HOW WE DID THIS STUDY
We collected information from CMS on overpayments to HHAs identified from 2007 through 2011. For each year, CMS provided the total amount of debt (outstanding overpayments plus any accrued interest) still owed by HHAs as of February 29, 2012. We calculated the amount that CMS could have recovered if HHAs had each been required to obtain a $50,000 surety bond.
WHAT WE FOUND
As of February 29, 2012, 2,004 HHAs still owed CMS a total of approximately $408 million for $590 million in overpayments that the agency identified for these HHAs between 2007 and 2011. CMS could have recovered at least $39 million between 2007 and 2011 if it had required each HHA to obtain a $50,000 surety bond.

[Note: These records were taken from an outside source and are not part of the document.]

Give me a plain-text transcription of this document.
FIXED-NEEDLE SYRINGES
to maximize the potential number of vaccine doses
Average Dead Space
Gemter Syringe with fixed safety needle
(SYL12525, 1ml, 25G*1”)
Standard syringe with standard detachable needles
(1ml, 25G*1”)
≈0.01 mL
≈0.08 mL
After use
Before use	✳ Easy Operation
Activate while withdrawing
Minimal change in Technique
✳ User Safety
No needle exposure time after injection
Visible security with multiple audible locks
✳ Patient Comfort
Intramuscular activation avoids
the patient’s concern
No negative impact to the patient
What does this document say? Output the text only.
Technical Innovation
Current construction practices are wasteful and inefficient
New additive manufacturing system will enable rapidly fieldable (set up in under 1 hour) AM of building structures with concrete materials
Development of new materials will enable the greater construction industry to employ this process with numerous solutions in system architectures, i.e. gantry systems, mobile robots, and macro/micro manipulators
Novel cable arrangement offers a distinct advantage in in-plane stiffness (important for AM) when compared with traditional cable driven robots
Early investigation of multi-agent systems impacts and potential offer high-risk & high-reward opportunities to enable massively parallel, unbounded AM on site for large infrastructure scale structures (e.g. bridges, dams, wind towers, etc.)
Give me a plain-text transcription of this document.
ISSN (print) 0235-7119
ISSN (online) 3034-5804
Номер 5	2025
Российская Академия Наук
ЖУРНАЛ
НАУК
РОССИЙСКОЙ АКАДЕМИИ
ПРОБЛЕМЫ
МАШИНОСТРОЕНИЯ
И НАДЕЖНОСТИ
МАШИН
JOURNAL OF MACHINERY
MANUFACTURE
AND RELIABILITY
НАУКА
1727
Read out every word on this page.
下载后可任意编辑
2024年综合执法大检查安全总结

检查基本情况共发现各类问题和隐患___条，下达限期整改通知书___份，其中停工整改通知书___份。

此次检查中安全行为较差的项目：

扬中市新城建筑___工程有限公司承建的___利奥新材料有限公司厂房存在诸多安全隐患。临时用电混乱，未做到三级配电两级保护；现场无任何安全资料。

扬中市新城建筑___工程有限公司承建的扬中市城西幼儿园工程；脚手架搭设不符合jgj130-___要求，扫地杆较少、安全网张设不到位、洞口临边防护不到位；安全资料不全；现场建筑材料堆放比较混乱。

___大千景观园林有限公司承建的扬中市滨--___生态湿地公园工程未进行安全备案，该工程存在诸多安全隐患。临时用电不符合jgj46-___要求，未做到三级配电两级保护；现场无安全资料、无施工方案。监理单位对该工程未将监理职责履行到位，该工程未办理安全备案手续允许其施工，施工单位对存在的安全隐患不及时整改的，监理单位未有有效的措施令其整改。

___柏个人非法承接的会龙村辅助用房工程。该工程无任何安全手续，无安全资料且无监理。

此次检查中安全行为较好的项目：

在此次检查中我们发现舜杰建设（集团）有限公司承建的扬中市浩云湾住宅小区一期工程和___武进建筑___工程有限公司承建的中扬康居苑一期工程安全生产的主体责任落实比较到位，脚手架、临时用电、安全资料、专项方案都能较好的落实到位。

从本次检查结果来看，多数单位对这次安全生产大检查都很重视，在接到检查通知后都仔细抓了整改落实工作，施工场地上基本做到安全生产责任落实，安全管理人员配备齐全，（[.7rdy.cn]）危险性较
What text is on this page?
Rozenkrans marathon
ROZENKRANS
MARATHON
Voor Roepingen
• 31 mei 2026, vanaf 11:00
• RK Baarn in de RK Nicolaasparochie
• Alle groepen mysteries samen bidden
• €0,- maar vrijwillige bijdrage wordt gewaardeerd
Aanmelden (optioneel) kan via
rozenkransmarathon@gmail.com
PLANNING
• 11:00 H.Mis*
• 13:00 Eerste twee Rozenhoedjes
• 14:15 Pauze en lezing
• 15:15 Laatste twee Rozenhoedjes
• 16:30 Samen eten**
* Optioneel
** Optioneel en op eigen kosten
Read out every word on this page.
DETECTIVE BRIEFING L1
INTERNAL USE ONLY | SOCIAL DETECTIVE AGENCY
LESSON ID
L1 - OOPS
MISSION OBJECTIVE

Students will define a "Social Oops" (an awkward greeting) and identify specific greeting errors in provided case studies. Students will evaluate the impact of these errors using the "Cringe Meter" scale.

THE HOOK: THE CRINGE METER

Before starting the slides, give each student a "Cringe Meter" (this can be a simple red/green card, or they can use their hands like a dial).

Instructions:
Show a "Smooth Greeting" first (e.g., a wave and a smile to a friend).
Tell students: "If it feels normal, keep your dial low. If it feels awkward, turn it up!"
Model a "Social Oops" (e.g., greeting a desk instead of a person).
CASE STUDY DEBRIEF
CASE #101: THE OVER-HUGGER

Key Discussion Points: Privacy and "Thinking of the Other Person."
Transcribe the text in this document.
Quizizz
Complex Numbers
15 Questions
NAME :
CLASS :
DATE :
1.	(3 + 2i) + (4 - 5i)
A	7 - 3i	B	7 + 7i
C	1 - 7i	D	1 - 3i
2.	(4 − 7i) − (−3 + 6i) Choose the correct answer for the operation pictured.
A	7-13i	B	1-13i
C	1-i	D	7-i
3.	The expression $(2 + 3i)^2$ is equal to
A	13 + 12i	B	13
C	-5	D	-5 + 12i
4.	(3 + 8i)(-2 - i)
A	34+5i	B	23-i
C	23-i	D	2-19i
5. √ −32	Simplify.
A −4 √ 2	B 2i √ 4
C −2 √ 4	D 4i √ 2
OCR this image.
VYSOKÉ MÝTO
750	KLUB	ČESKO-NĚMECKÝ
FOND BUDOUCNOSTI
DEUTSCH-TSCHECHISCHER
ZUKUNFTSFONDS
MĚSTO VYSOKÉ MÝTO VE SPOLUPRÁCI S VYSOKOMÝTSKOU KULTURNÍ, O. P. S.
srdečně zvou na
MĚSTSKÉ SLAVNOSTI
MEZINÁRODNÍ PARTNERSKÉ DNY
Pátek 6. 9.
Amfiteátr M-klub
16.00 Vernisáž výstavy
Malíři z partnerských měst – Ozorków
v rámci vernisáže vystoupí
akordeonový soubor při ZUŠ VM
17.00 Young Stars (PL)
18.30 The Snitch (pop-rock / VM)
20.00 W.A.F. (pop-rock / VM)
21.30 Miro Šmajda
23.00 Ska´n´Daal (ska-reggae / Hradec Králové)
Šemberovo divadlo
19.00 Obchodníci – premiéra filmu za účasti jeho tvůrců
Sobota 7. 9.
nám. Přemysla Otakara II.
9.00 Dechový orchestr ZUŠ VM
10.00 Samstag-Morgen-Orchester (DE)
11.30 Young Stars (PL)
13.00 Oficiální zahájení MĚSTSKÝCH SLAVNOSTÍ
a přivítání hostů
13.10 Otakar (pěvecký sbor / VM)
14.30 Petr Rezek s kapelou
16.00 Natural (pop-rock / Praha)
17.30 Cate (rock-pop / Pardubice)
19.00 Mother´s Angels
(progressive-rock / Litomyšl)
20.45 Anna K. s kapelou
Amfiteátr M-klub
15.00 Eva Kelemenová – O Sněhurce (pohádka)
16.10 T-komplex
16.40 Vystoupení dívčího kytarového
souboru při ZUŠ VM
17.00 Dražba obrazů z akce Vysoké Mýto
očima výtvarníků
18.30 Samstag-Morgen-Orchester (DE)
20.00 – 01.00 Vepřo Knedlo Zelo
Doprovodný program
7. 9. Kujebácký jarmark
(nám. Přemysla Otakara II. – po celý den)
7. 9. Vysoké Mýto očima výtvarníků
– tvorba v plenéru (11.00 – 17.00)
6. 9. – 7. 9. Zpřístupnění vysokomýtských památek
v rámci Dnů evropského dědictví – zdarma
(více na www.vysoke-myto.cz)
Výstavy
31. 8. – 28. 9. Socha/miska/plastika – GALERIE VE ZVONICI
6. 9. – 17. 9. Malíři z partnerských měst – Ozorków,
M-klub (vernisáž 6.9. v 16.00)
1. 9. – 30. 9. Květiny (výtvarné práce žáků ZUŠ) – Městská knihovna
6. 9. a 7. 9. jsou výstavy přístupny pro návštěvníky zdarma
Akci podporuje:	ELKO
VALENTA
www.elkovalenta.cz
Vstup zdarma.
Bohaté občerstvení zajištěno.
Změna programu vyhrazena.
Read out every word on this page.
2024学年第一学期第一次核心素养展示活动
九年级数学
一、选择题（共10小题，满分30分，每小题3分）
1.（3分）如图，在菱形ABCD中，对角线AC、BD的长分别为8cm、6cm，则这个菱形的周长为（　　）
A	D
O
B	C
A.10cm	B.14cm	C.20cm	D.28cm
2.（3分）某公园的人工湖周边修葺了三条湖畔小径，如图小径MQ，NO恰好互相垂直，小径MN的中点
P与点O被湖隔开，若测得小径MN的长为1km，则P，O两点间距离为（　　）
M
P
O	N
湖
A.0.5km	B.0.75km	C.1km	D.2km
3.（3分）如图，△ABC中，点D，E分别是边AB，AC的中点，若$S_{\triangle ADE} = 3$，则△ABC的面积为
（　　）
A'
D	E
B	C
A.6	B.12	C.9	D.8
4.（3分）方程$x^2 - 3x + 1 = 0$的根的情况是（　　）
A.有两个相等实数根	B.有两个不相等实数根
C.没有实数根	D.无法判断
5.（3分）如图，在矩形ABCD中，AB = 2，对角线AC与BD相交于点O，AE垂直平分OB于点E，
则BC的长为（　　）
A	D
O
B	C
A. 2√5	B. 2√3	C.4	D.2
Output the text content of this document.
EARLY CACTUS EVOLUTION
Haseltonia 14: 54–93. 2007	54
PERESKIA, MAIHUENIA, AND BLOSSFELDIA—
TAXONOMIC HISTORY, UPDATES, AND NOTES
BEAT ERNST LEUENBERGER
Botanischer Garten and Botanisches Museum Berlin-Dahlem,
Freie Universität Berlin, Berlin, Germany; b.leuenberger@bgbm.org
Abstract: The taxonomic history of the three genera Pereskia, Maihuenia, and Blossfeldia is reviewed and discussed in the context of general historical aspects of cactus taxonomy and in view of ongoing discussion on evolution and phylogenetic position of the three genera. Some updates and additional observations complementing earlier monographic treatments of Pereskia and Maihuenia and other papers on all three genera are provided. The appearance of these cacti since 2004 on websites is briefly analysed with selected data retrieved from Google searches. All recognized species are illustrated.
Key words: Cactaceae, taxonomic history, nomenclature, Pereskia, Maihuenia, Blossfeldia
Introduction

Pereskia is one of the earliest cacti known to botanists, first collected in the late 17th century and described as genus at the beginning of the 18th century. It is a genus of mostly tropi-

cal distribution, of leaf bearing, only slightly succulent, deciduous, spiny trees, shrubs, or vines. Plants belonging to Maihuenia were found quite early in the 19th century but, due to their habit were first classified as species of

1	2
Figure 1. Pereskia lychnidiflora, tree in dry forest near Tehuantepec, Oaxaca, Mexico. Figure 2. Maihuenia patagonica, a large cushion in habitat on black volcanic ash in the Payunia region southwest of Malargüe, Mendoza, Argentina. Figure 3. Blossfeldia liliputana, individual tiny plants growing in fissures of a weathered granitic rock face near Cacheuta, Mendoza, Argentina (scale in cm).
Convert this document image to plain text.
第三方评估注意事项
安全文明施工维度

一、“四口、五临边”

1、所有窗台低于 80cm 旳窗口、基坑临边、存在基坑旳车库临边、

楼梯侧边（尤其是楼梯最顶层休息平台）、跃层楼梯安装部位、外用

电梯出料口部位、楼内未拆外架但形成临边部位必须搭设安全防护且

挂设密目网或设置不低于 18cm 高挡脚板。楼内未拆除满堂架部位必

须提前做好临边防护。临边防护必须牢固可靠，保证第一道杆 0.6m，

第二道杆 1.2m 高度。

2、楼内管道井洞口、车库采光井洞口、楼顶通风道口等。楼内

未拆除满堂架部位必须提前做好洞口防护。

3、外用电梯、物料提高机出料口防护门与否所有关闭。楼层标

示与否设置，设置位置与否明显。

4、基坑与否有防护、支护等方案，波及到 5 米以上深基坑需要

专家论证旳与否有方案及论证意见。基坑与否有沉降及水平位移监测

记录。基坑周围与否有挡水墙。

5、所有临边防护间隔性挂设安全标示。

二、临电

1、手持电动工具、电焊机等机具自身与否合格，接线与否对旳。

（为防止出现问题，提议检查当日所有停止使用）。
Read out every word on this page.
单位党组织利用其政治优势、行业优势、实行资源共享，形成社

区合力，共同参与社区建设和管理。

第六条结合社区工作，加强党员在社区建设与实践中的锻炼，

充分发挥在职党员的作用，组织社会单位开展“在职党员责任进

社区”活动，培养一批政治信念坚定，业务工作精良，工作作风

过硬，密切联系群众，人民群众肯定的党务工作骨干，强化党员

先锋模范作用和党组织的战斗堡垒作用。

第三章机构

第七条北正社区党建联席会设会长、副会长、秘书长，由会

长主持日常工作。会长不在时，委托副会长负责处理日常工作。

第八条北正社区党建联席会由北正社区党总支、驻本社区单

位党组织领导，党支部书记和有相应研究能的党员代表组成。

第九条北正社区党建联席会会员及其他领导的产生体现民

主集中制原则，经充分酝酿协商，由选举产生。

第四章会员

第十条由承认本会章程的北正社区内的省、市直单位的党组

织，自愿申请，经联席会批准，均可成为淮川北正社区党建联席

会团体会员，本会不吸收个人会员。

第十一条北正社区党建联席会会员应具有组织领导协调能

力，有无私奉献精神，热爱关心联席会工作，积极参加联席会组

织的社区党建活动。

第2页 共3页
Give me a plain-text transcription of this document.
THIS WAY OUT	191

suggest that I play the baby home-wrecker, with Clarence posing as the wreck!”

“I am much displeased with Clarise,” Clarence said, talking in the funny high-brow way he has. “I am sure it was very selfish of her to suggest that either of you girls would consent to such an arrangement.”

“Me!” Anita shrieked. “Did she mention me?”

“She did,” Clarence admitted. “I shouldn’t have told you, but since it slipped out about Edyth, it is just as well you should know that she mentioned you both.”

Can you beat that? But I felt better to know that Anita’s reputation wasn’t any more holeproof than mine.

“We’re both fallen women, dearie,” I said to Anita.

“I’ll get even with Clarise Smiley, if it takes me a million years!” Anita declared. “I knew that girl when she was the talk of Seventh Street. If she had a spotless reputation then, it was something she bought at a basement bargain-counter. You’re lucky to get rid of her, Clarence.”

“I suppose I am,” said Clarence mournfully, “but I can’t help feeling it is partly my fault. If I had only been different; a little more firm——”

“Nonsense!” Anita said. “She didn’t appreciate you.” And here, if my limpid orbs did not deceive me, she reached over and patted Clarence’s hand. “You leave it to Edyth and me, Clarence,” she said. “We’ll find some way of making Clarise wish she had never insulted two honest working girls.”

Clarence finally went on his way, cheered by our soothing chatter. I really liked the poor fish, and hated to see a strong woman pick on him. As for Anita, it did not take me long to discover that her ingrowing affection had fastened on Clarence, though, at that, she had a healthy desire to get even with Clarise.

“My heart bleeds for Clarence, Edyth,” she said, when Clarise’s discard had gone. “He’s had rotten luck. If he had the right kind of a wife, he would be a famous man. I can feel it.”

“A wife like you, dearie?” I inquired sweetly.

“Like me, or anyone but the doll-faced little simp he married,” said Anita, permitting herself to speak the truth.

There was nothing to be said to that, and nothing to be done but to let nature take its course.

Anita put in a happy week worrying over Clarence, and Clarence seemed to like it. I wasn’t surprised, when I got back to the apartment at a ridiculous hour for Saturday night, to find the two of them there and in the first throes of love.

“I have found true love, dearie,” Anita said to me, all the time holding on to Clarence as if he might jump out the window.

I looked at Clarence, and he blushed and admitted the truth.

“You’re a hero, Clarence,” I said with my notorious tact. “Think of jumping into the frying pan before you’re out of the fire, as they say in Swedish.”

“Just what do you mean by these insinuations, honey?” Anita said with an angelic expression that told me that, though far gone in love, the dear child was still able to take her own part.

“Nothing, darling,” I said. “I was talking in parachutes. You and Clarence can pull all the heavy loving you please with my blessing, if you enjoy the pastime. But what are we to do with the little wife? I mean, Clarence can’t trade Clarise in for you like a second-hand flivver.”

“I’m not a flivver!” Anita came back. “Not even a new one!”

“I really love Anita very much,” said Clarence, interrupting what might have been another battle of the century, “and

Of the 2,004 HHAs, 21 percent still had overpayment amounts, excluding interest, of more than $50,000 each, and more than a quarter of these HHAs had outstanding overpayments of greater than $500,000.
WHAT WE RECOMMEND
We recommend that CMS implement the HHA surety bond requirement. To recoup a higher percentage of overpayments made to HHAs, CMS should consider increasing surety bond amounts above $50,000 for those HHAs with high overall Medicare payment amounts. CMS concurred with the recommendation.